Leseprobe
Inhaltsverzeichnis
Die Problemkarriere der 'Islamisierung des Abendlandes' unter Pegida in Dresden
1. Einleitung
2. Die Problemkarriere der 'Islamisierung des Abendlandes'
2.1 Definition ‚soziales Problem‘
2.2 Problemkarriere und Phasenentwicklung der Pegida und der Islamisierung
2.3 Der kollektive Akteur
2.3.1 Die soziale Bewegung PEGIDA
2.3.2 Die Problemnutzer
2.4 Virtuelle Probleme am Beispiel Alien Abduction und Ritual Cult Abuse
3. Schluss
4. Literaturverzeichnis
Die Problemkarriere der 'Islamisierung des Abendlandes' unter Pegida in Dresden
vorgelegt von:
Lisa Maria Neulist
Erwartete Leistungspunkte: 4 LPs
Bachelor Erziehungswissenschaft, 5. Fachsemester
Augsburg, den 30.03.2015
1. Einleitung
In Dresden treibt es tausende Menschen auf die Straße, die neue Bewegung Pegida (Patriotische Europäer gegen die Islamisierung des Abendlandes). Ziel der Bewegung ist eine Abgrenzung zu 'fremden Konflikten'. „Anstoß für die Aktionen ‘gegen Islamisierung’ sei eine Demonstration von PKK-AnhängerInnen in Dresden gewesen, gab Initiator Lutz Bachmann zu Protokoll. Dass diese im Mittleren Osten gegen Islamisten kämpft, spielte für ihn keine Rolle. Bei Pegida heißt es schlicht: Keine ‘Glaubens- und Stellvertreterkriege auf deutschem Boden’. Pegida geht es nicht um analytische Präzision, vielmehr appelliert man an das ‘Herr-im-Haus-Gefühl’“ (Weiß 2014). Der Artikel im Spiegel online konstatiert zuletzt: „Aber es ist ohnehin wohl kaum der Islamismus, sondern ein allgemeines Unbehagen, das die Leute zu Tausenden auf die Straße treibt“ (ebd.).

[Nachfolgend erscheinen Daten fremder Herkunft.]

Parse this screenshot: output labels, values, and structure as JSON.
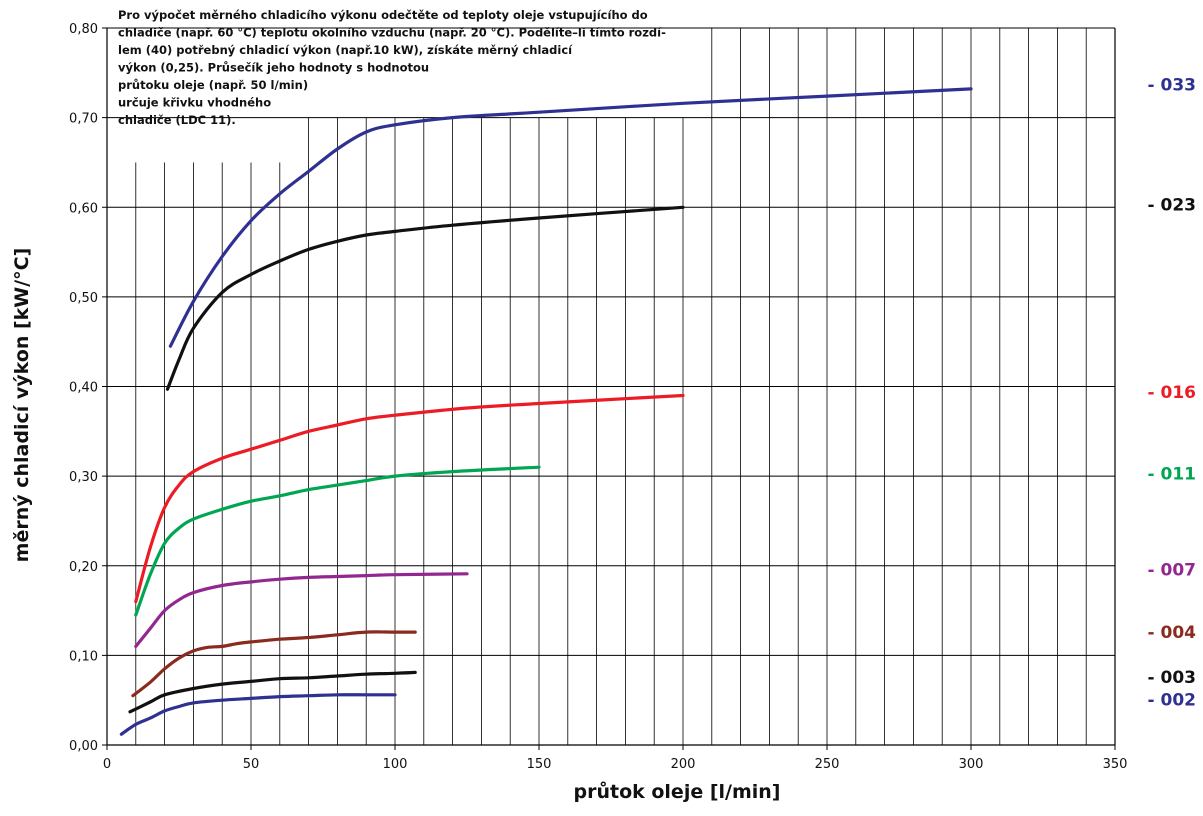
{
  "chart_data": {
    "type": "line",
    "xlabel": "průtok oleje [l/min]",
    "ylabel": "měrný chladicí výkon [kW/°C]",
    "xlim": [
      0,
      350
    ],
    "ylim": [
      0,
      0.8
    ],
    "x_ticks": [
      "0",
      "50",
      "100",
      "150",
      "200",
      "250",
      "300",
      "350"
    ],
    "y_ticks": [
      "0,00",
      "0,10",
      "0,20",
      "0,30",
      "0,40",
      "0,50",
      "0,60",
      "0,70",
      "0,80"
    ],
    "grid": true,
    "note": [
      "Pro výpočet měrného chladicího výkonu odečtěte od teploty  oleje vstupujícího do",
      "chladiče (např. 60 °C) teplotu okolního vzduchu (např. 20 °C). Podělíte–li tímto rozdí-",
      "lem (40) potřebný chladicí výkon (např.10 kW), získáte měrný chladicí",
      "výkon (0,25).  Průsečík jeho hodnoty s hodnotou",
      "průtoku oleje (např. 50 l/min)",
      "určuje křivku vhodného",
      "chladiče (LDC 11)."
    ],
    "series": [
      {
        "name": "- 033",
        "color": "#2e3192",
        "x": [
          22,
          30,
          40,
          50,
          60,
          70,
          80,
          90,
          100,
          120,
          150,
          200,
          250,
          300
        ],
        "y": [
          0.445,
          0.495,
          0.545,
          0.585,
          0.615,
          0.64,
          0.665,
          0.684,
          0.692,
          0.7,
          0.706,
          0.716,
          0.724,
          0.732
        ]
      },
      {
        "name": "- 023",
        "color": "#111111",
        "x": [
          21,
          25,
          30,
          40,
          50,
          60,
          70,
          80,
          90,
          100,
          120,
          150,
          200
        ],
        "y": [
          0.397,
          0.43,
          0.465,
          0.505,
          0.525,
          0.54,
          0.553,
          0.562,
          0.569,
          0.573,
          0.58,
          0.588,
          0.6
        ]
      },
      {
        "name": "- 016",
        "color": "#ed1c24",
        "x": [
          10,
          15,
          20,
          25,
          30,
          40,
          50,
          60,
          70,
          80,
          90,
          100,
          125,
          150,
          200
        ],
        "y": [
          0.16,
          0.22,
          0.265,
          0.29,
          0.305,
          0.32,
          0.33,
          0.34,
          0.35,
          0.357,
          0.364,
          0.368,
          0.376,
          0.381,
          0.39
        ]
      },
      {
        "name": "- 011",
        "color": "#00a651",
        "x": [
          10,
          15,
          20,
          25,
          30,
          40,
          50,
          60,
          70,
          80,
          90,
          100,
          120,
          150
        ],
        "y": [
          0.145,
          0.19,
          0.225,
          0.242,
          0.252,
          0.263,
          0.272,
          0.278,
          0.285,
          0.29,
          0.295,
          0.3,
          0.305,
          0.31
        ]
      },
      {
        "name": "- 007",
        "color": "#92278f",
        "x": [
          10,
          15,
          20,
          25,
          30,
          40,
          50,
          60,
          70,
          80,
          90,
          100,
          125
        ],
        "y": [
          0.11,
          0.13,
          0.15,
          0.162,
          0.17,
          0.178,
          0.182,
          0.185,
          0.187,
          0.188,
          0.189,
          0.19,
          0.191
        ]
      },
      {
        "name": "- 004",
        "color": "#8b2b1f",
        "x": [
          9,
          15,
          20,
          25,
          30,
          35,
          40,
          45,
          50,
          60,
          70,
          80,
          90,
          100,
          107
        ],
        "y": [
          0.055,
          0.07,
          0.085,
          0.097,
          0.105,
          0.109,
          0.11,
          0.113,
          0.115,
          0.118,
          0.12,
          0.123,
          0.126,
          0.126,
          0.126
        ]
      },
      {
        "name": "- 003",
        "color": "#111111",
        "x": [
          8,
          15,
          20,
          30,
          40,
          50,
          60,
          70,
          80,
          90,
          100,
          107
        ],
        "y": [
          0.037,
          0.048,
          0.056,
          0.063,
          0.068,
          0.071,
          0.074,
          0.075,
          0.077,
          0.079,
          0.08,
          0.081
        ]
      },
      {
        "name": "- 002",
        "color": "#2e3192",
        "x": [
          5,
          10,
          15,
          20,
          25,
          30,
          40,
          50,
          60,
          70,
          80,
          90,
          100
        ],
        "y": [
          0.012,
          0.023,
          0.03,
          0.038,
          0.043,
          0.047,
          0.05,
          0.052,
          0.054,
          0.055,
          0.056,
          0.056,
          0.056
        ]
      }
    ]
  }
}
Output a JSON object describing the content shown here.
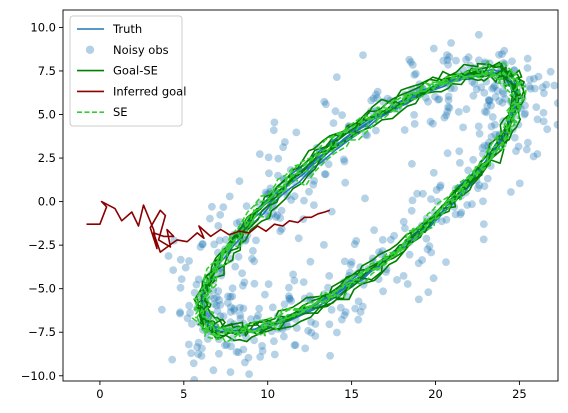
{
  "chart_data": {
    "type": "line",
    "title": "",
    "xlabel": "",
    "ylabel": "",
    "xlim": [
      -2.2,
      27.3
    ],
    "ylim": [
      -10.3,
      11.0
    ],
    "xticks": [
      0,
      5,
      10,
      15,
      20,
      25
    ],
    "yticks": [
      -10.0,
      -7.5,
      -5.0,
      -2.5,
      0.0,
      2.5,
      5.0,
      7.5,
      10.0
    ],
    "xtick_labels": [
      "0",
      "5",
      "10",
      "15",
      "20",
      "25"
    ],
    "ytick_labels": [
      "−10.0",
      "−7.5",
      "−5.0",
      "−2.5",
      "0.0",
      "2.5",
      "5.0",
      "7.5",
      "10.0"
    ],
    "grid": false,
    "legend_position": "top-left",
    "ellipse": {
      "center": [
        15.5,
        0.0
      ],
      "major_dir": [
        0.8,
        0.6
      ],
      "semi_major": 11.5,
      "semi_minor": 3.6
    },
    "series": [
      {
        "name": "Truth",
        "kind": "line",
        "color": "#1f77b4",
        "dash": "solid"
      },
      {
        "name": "Noisy obs",
        "kind": "scatter",
        "color": "#1f77b4",
        "opacity": 0.35
      },
      {
        "name": "Goal-SE",
        "kind": "line",
        "color": "#008000",
        "dash": "solid"
      },
      {
        "name": "Inferred goal",
        "kind": "line",
        "color": "#8b0000",
        "dash": "solid"
      },
      {
        "name": "SE",
        "kind": "line",
        "color": "#32cd32",
        "dash": "dashed"
      }
    ],
    "inferred_goal": {
      "x": [
        -0.8,
        0.0,
        0.4,
        0.1,
        0.9,
        1.3,
        1.9,
        2.3,
        2.6,
        3.2,
        3.4,
        3.0,
        3.6,
        3.9,
        3.5,
        4.2,
        4.0,
        4.4,
        3.8,
        3.2,
        3.6,
        4.3,
        4.6,
        5.2,
        5.8,
        6.2,
        5.9,
        6.6,
        7.2,
        7.7,
        8.3,
        8.9,
        9.4,
        9.9,
        10.4,
        10.9,
        11.3,
        11.8,
        12.2,
        12.6,
        13.0,
        13.4,
        13.7
      ],
      "y": [
        -1.3,
        -1.3,
        -0.3,
        0.0,
        -0.4,
        -1.1,
        -0.6,
        -1.4,
        -0.2,
        -1.6,
        -2.7,
        -1.5,
        -0.5,
        -0.8,
        -2.2,
        -2.6,
        -1.6,
        -2.0,
        -2.0,
        -1.8,
        -2.9,
        -2.4,
        -2.2,
        -2.3,
        -1.8,
        -2.1,
        -1.4,
        -2.0,
        -1.6,
        -1.9,
        -1.7,
        -1.8,
        -1.4,
        -1.7,
        -1.3,
        -1.4,
        -1.1,
        -1.2,
        -0.9,
        -0.9,
        -0.7,
        -0.6,
        -0.5
      ]
    }
  },
  "legend": {
    "items": [
      {
        "label": "Truth",
        "symbol": "line",
        "color": "#1f77b4",
        "dash": "solid"
      },
      {
        "label": "Noisy obs",
        "symbol": "marker",
        "color": "#1f77b4"
      },
      {
        "label": "Goal-SE",
        "symbol": "line",
        "color": "#008000",
        "dash": "solid"
      },
      {
        "label": "Inferred goal",
        "symbol": "line",
        "color": "#8b0000",
        "dash": "solid"
      },
      {
        "label": "SE",
        "symbol": "line",
        "color": "#32cd32",
        "dash": "dashed"
      }
    ]
  }
}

Beim Zensus 2011, für den Zahlen aus Verwaltungen genutzt werden, wurde der Islam unter die Kategorie 'Sonstiges' eingeordnet, da die Zahl der Mitglieder in Sachsen sehr gering war. Der Innenminister Markus Ulbig legte die Zahl, der in Sachsen lebenden Muslime, bei unter 0,1 Prozent fest. Ebenso wenig spielt der Anteil an Salafisten geschweige denn Islamisten eine große Rolle. Trotz der geringen Anzahl an Muslimen, wird in Dresden auf die Straße gegangen unter anderen mit der Parole ‘Gegen die Islamisierung - für den Heimatschutz’. Lutz Bachmann betonte auf der Kundgebung am 27.12.2014, dass es nicht um den Islam an sich ginge, sondern um Meinungsfreiheit, gegen radikale Islamisten, sowie der Islamisierung des Landes. Ein begehrter Satz zum Beginn von Statements der Bewegung ist "Ich bin kein Nazi aber endlich sagt es mal jemand". In einem Gespräch mit der tagesschau.de betont der Politikwissenschaftler Alexander Häusler, dass das Schlagwort Islamisierung vielmehr als Chiffre benutzt wird für andere Themen. Der Islamismus wird von der Pegida als Feindbild genutzt, um gegen eine multikulturelle Gesellschaft zu protestieren (vgl. Gensing 2014).
Seit den Protesten bleibt die Frage offen, was die Bewegung genau will, wer die Akteure sind und wo das Problem ausgemacht werden kann. Die Akteure der Bewegung sehen die deutsche Kultur durch eine ‚Islamisierung‘ gefährdet. Schuld daran ist die Asylpolitik Deutschlands.
Es soll nicht die Frage dieser Arbeit sein, die deutsche Gesellschaft und Kultur auf eine Islamisierung hin zu untersuchen, geschweige denn eine positive oder negative Wertung für potentielle Prozesse zu konstatieren, da dies außerhalb von soziologischen Fragestellungen liegt. Untersucht werden soll, wie eine solche Bewegung in einem Teil Deutschlands entstehen kann, in dem es so wenige Ausländer gibt. Wie konnte die ‚Islamisierung‘ zu einem Problem Deutschlands werden, ohne dass eine kollektive Übereinstimmung über einen Sachverhalt von Islamisierung vorhanden ist. Fragen sollen beantwortet werden, wie ob die ‚Islamisierung‘ oder die ‚Pegida‘ ein soziales Problem geworden sind und wer von der Problemkarriere des Sachverhalts eventuell profitiert.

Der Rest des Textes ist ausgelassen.